The head of the Fed, J. Powell, sounded an unprecedentedly soft tone. Powell said yesterday that if the Fed starts cutting interest rates when inflation reaches 2 percent, it will be too late. Although these words are simply a fact that many investors understand, such rhetoric from the bank manager marks a changed situation and greater chances of interest rate cuts.
Powell acknowledged that inflationary pressures are easing and a "hard landing" scenario is unlikely. Markets have further raised expectations of a rate cut. If on Thursday the markets were expecting 2 Fed interest rate cuts this year, now the chances are getting closer to 3 cuts of 25 basis points each. However, the inflationary pressure has not yet completely disappeared – producer price inflation has started to grow again and exceeded economists' forecasts in June, and container shipping prices have increased by almost 300 percent over the year.
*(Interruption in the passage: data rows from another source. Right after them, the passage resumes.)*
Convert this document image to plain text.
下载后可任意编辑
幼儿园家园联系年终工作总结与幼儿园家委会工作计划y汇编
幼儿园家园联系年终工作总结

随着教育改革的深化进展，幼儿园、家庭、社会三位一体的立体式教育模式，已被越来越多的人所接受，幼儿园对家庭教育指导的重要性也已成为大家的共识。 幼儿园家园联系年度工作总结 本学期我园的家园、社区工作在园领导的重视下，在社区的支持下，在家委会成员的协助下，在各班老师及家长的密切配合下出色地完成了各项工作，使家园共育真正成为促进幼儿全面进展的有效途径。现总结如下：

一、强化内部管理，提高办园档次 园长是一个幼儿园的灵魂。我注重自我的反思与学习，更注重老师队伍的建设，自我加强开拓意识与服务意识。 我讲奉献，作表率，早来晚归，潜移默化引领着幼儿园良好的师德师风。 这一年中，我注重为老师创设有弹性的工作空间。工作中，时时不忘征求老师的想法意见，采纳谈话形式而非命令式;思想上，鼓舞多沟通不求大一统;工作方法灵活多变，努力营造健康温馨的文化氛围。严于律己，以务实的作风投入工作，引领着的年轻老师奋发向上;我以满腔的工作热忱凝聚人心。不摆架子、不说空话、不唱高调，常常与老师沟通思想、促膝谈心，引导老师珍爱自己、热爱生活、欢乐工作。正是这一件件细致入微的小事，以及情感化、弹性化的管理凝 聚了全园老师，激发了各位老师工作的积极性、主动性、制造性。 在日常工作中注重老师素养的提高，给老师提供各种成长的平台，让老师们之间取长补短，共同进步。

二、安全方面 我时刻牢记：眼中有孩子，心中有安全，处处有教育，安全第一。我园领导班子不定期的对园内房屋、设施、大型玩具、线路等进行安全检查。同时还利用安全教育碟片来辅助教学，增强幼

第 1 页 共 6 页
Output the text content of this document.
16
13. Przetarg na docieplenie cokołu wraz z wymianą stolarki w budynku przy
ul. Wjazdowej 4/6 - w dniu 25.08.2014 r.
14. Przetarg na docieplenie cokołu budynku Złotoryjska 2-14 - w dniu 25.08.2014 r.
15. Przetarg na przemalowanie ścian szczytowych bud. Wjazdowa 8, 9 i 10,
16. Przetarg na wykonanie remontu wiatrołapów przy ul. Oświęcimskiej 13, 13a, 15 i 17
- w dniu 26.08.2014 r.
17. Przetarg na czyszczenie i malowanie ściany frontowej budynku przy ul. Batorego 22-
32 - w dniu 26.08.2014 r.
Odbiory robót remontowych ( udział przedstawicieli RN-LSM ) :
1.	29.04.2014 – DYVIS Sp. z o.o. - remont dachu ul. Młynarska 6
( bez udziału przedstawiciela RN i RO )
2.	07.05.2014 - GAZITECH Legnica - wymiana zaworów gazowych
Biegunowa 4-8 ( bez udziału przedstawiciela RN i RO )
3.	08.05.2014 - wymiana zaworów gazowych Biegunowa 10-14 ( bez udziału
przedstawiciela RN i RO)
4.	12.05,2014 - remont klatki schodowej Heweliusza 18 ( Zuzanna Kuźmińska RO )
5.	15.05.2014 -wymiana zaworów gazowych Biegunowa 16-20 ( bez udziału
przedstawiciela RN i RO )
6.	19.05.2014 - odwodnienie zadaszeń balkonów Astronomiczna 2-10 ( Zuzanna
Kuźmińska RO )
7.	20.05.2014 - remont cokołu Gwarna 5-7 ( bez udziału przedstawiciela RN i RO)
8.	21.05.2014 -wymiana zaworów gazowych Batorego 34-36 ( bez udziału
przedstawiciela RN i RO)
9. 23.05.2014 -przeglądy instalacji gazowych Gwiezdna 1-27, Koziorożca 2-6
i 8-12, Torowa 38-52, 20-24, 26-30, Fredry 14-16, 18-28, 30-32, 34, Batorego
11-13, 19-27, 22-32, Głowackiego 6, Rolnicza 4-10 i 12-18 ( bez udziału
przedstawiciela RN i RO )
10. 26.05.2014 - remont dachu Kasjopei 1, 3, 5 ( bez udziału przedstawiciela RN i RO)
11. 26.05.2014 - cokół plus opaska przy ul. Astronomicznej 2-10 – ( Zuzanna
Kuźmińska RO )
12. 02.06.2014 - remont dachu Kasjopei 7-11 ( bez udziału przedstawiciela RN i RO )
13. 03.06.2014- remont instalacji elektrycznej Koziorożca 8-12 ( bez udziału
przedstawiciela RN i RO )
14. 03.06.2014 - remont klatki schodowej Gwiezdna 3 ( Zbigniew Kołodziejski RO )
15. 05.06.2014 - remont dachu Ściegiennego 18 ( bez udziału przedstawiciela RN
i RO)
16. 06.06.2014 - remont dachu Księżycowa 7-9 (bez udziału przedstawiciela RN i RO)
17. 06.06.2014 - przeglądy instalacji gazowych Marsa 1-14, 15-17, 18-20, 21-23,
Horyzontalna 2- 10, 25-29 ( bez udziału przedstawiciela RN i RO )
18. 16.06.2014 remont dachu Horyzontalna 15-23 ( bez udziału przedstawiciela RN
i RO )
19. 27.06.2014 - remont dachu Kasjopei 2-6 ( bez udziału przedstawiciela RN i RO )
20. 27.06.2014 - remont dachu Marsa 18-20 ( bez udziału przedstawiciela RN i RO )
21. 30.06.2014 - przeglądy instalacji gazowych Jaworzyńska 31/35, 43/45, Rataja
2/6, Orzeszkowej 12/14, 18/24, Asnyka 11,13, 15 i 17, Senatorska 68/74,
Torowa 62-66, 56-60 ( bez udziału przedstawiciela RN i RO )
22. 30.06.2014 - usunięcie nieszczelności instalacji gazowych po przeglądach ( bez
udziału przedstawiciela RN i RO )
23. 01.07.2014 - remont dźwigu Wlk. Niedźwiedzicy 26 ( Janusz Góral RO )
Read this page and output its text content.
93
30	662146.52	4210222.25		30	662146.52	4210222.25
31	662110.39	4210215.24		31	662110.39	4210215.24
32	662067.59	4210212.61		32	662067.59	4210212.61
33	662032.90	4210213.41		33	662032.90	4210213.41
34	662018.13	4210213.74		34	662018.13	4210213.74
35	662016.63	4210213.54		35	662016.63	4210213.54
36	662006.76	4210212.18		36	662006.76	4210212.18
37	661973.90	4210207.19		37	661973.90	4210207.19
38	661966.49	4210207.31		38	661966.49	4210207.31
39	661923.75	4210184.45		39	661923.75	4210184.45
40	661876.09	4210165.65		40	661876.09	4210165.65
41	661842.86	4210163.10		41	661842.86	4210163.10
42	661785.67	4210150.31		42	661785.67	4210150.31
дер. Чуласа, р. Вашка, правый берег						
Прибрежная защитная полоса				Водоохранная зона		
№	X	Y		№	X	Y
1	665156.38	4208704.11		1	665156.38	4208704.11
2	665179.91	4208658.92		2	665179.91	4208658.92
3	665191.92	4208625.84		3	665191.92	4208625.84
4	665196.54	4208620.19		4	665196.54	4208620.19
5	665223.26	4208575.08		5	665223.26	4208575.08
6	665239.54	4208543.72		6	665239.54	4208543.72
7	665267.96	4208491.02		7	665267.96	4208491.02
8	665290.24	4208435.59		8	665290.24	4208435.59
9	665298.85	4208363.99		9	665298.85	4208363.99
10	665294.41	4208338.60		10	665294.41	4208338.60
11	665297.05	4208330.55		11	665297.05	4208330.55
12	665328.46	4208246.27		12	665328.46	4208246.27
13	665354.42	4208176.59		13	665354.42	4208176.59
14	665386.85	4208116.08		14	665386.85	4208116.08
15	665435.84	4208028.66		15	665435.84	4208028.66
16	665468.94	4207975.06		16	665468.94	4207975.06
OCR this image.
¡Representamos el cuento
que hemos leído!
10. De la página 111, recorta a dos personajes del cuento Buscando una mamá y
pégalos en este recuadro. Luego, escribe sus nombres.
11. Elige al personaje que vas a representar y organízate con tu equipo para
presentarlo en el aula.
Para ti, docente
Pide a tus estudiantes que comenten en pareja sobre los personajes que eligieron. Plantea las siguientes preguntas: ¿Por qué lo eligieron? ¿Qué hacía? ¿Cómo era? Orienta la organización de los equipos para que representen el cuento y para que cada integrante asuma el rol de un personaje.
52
You'll likely hear more about Trump in this newsletter. After the assassination attempt on Trump, the former president's chances of returning to the White House increased even more (RealClearPolitics average is 66 percent). At the Republican convention yesterday, Trump announced that he had chosen Senator JD Vance for the post of vice president. The young senator from Ohio is a staunch Trump supporter, and has so far been vocal against US support for Ukraine. As Trump's chances grow, and Biden still unable to find stable ground, some investors are adopting the "Trump strategy": buying stocks of oil companies, arms manufacturers and private prison operators. The positions of "long" (long) friendly and "short" (short) hostile countries are also evident, e.g. sell Chinese and buy Japanese or South Korean shares.